What do songbirds tell us about ES cells?
Posted by Raj Ladher, on 8 January 2016
A running joke amongst avian developmental biologists is that the chicken (Gallus gallus) is the tastiest of the model organisms. A typical response from some of my mouse, frog or fish friends, would be that that is where the advantages end – the lack of the ability to do genetics in birds present limitations in the types of molecular analyses that could be done. Despite being so tasty, the chick is not the most cost effective lab animal to keep: It is big, and requires a large amount of space for housing, and it has a slow generation time of almost a year. These points make the development of genetic techniques in chick prohibitive to most labs. About 5 years ago, we decided to see what could be done with the zebra finch. Zebra finches have been widely used in studying behaviour and neural circuitry. They have the advantage of being small and have a generation time of about 3-4 months, the same as that for mouse. With support from the RIKEN CDB Director’s fund (Masatoshi Takeichi at that time) and from the Animal Facility (particularly Shinichi Aizawa, its then head), establishing our finch colony in the RIKEN CDB was straightforward. We bought the founders from pet shops in the Kansai region of Japan and housed them in our newly appointed finch room at the CDB. At this point we realised that many of the published protocols for finch husbandry were not optimal for egg production and so we decided to invest time optimizing these protocols.
Siu-Shan Mak (Suzanne) the lead post-doc who really drove the study, and Anna Wrabel-Suzuki, the animal technician in charge of looking after the birds, spent the first year studying the behaviour of the birds, and checking the quality of the eggs, tweaking the diet, lighting, and cage conditions so that we could house them in the best conditions for optimal fertile egg production. It was during these checks of egg quality that Suzanne noticed that the finch embryo was at a younger stage than the chick at laying. A small note here; birds undergo some development in utero, before the egg is laid. Chicks and quails lay their eggs when the embryos are just about to gastrulate (Eyal-Giladi and Kochav 1976). We found that finches lay fairly early, with the embryo at a late blastula stage. We thought that this difference would allow us some additional insights into early avian development.

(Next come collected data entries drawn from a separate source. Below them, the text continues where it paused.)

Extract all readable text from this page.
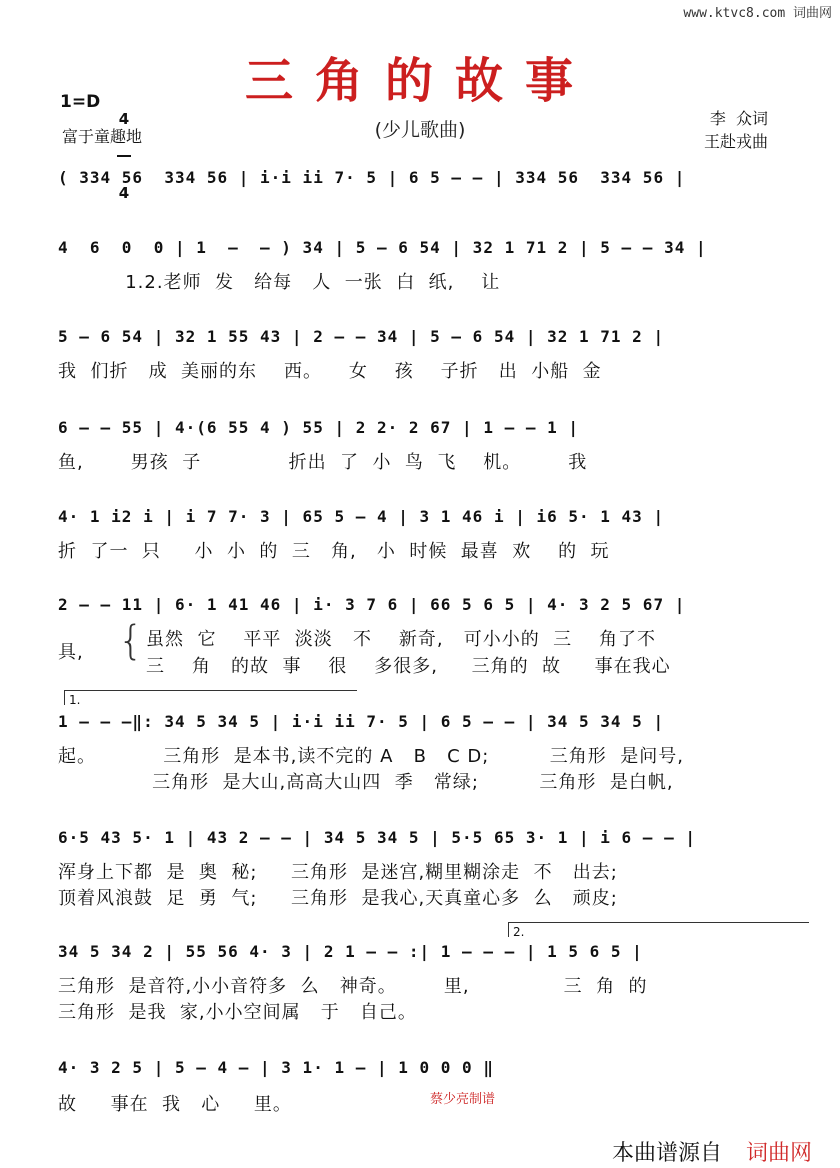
www.ktvc8.com 词曲网
三角的故事
(少儿歌曲)
1=D

4

4

富于童趣地
李  众词
王赴戎曲
( 334 56  334 56 | i·i ii 7· 5 | 6 5 — — | 334 56  334 56 |
4  6  0  0 | 1  —  — ) 34 | 5 — 6 54 | 32 1 71 2 | 5 — — 34 |
1.2.老师  发   给每   人  一张  白  纸,    让
5 — 6 54 | 32 1 55 43 | 2 — — 34 | 5 — 6 54 | 32 1 71 2 |
我  们折   成  美丽的东    西。    女    孩    子折   出  小船  金
6 — — 55 | 4·(6 55 4 ) 55 | 2 2· 2 67 | 1 — — 1 |
鱼,       男孩  子             折出  了  小  鸟  飞    机。       我
4· 1 i2 i | i 7 7· 3 | 65 5 — 4 | 3 1 46 i | i6 5· 1 43 |
折  了一  只     小  小  的  三   角,   小  时候  最喜  欢    的  玩
2 — — 11 | 6· 1 41 46 | i· 3 7 6 | 66 5 6 5 | 4· 3 2 5 67 |
具, { 虽然  它    平平  淡淡   不    新奇,   可小小的  三    角了不
三    角   的故  事    很    多很多,     三角的  故     事在我心
1.
1 — — —‖: 34 5 34 5 | i·i ii 7· 5 | 6 5 — — | 34 5 34 5 |
起。          三角形  是本书,读不完的 A   B   C D;         三角形  是问号,
三角形  是大山,高高大山四  季   常绿;         三角形  是白帆,
6·5 43 5· 1 | 43 2 — — | 34 5 34 5 | 5·5 65 3· 1 | i 6 — — |
浑身上下都  是  奥  秘;     三角形  是迷宫,糊里糊涂走  不   出去;
顶着风浪鼓  足  勇  气;     三角形  是我心,天真童心多  么   顽皮;
2.
34 5 34 2 | 55 56 4· 3 | 2 1 — — :| 1 — — — | 1 5 6 5 |
三角形  是音符,小小音符多  么   神奇。       里,              三  角  的
三角形  是我  家,小小空间属   于   自己。
4· 3 2 5 | 5 — 4 — | 3 1· 1 — | 1 0 0 0 ‖
故     事在  我   心     里。	蔡少亮制谱
本曲谱源自 词曲网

Around this time, the groups of Jennifer Nichols and Austin Smith published a series of papers describing the stage in mouse at which embryonic stem cells (ES cells) that showed naïve pluripotency could be derived (Boroviak et al. 2014). In this state, naïve ES cells can give rise to all cell types found in the embryo. It contrasts with primed pluripotency, where the cells (also called epiblast-derived stem cells or EpiSCs) have a more restricted potential (Nichols and Smith 2009). Another key difference of these cells is their sensitivity to the inhibition of an important signalling pathway intermediate MAP kinase: naïve ES cells were resistant to its inhibition whereas EpiSCs were not (Nichols and Smith 2012). The group showed that mice blastocysts at around E4 were able to generate naïve ES cells. At this stage the epiblast has been specified (as shown by molecular markers) but is yet to epithelialise. We found that the finch blastoderm at laying is similar: The epiblast, and indeed the hypoblast, are both specified but there is little morphological segregation, reminiscent of the pre-epithelialised epiblast. When we took cells from newly laid finch embryos, and cultured in the presence of a MAP kinase inhibitor, they retained the expression of pluripotent markers, and markers of naïve ES cells. Cells taken from later staged finches or from newly laid chicken embryos did not express pluripotent markers when MAP kinase was inhibited, behaving more like primed pluripotent cells. These results were presented in our recent paper in eLife (Mak et al. 2015).
We think that at the very least, the finch embryo could provide some comparative insights into the restriction of pluripotency in amniotes, and possibly would enable the generation of testable hypotheses when thinking about the evolution of pluripotency in mammals. Our hope that by combining new genome engineering tools with long-term finch ES cell cultivation and subsequent chimera generation, this work sets the stage for a tractable, genetic avian model system. These are some of the ideas we will be thinking about in our new labs in Kumamoto (Guojun) and in Bangalore (Raj).
Boroviak T, Loos R, Bertone P, Smith A, Nichols J. 2014. The ability of inner-cell-mass cells to self-renew as embryonic stem cells is acquired following epiblast specification. Nat Cell Biol 16: 516-528.
Eyal-Giladi H, Kochav S. 1976. From cleavage to primitive streak formation: a complementary normal table and a new look at the first stages of the development of the chick. I. General morphology. Dev Biol 49: 321-337.
Mak S-S, Alev C, Nagai H, Wrabel A, Matsuoka Y, Honda A, Sheng G, Ladher RK. 2015. Characterization of the finch embryo supports evolutionary conservation of the naive stage of development in amniotes. Elife. doi:10.7554/eLife.07178
Nichols J, Smith A. 2009. Naive and primed pluripotent states. Cell stem cell 4: 487-492.
Nichols J, Smith A. 2012. Pluripotency in the embryo and in culture. Cold Spring Harbor perspectives in biology 4: a008128.